A procedural fault embedded deep in London's planning application process is forcing borough councils, developers and the Mayor's planning office to confront a question they have largely deferred: when a duplicate image appears in a submitted planning document, who is responsible for catching it, who pays to fix it, and what happens to the application in the meantime?
The issue has gained urgency because of the scale of development activity currently moving through the planning system. The Greater London Authority's London Plan 2021 set a target of 52,000 new homes per year across the capital's 33 boroughs. Applications are complex, often running to hundreds of pages of supporting documentation, and repeated images — where a photograph of one elevation, site view or heritage asset is accidentally substituted for another — have led to refusals, appeals and costly delays on schemes from Elephant and Castle in Southwark to the Old Oak and Park Royal Development Corporation zone in west London.
Where Things Stand Now
The Planning Portal, the national digital gateway through which most London applications are submitted, does not automatically flag duplicate images within a document set. That means the first line of detection falls to planning officers inside individual boroughs, who are already operating under significant caseload pressure. Tower Hamlets, for instance, had a backlog of major applications stretching beyond the statutory 13-week determination window as recently as March 2026, according to figures published by the borough. When an officer spots a duplicate only after weeks of processing, the applicant faces a choice: withdraw and resubmit, losing their place in the queue, or attempt an informal correction that may not be recognised as valid under the Town and Country Planning (Development Management Procedure) Order 2015.

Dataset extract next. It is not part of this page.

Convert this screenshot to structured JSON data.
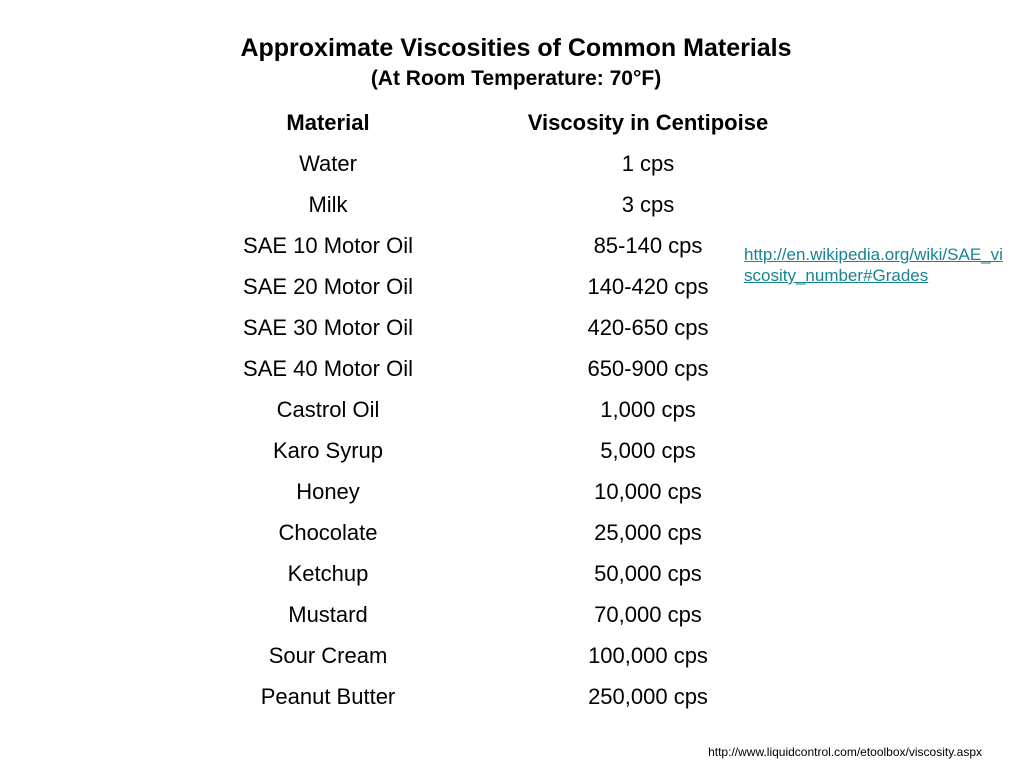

Southwark Council updated its validation checklist in January 2026, adding a requirement that applicants sign a declaration confirming all images in a Heritage Impact Assessment are unique and correctly labelled. That change was quiet — no press release, no consultation — but developers working along the Old Kent Road regeneration corridor say it has already caught several submissions before they caused downstream problems. Camden is understood to be considering a similar measure, though no formal policy has been adopted there yet.
The financial stakes are real. A mid-size residential scheme in zone 2 or 3 typically costs between £8,000 and £14,000 in application fees alone, under the fee schedule revised by the government in December 2024. A forced withdrawal and resubmission does not automatically entitle an applicant to a refund, even if the error is minor. For smaller developers and housing associations working on marginal viability, that is not a trivial exposure.
The Decisions Ahead
Three pressure points will determine how this plays out before the end of 2026. First, the Planning and Infrastructure Bill currently before Parliament includes provisions that could standardise digital submission requirements across England. If the bill passes in its current form, secondary legislation could mandate image-validation software at the portal level — removing the postcode lottery of borough-by-borough practice. The bill's committee stage in the Lords is scheduled for September.
Second, the Old Oak and Park Royal Development Corporation, which operates its own planning authority covering 650 hectares across Hammersmith and Fulham, Ealing and Brent, is procuring a new case management system with a target go-live date of early 2027. Whether that system includes duplicate-image detection will depend on decisions made during the procurement specification phase, which closes this autumn.
Third, Historic England, which reviews heritage applications across Greater London, has been in discussions with the Planning Portal's operator, the Planning Portal Ltd, about enhanced image metadata requirements. No agreement has been announced.
For applicants with live submissions, the practical advice from planning agents working in the capital is straightforward: run every image set through a basic hash-comparison check before submission, label every file with its precise location reference, and build a written confirmation from the design team into the pre-application sign-off process. Boroughs are not obliged to be lenient, and the 2015 procedure order gives them little flexibility once an application is validated incorrectly. The cost of getting it right upfront is negligible. The cost of getting it wrong, in a market where planning delays can tip a scheme into financial distress, is not.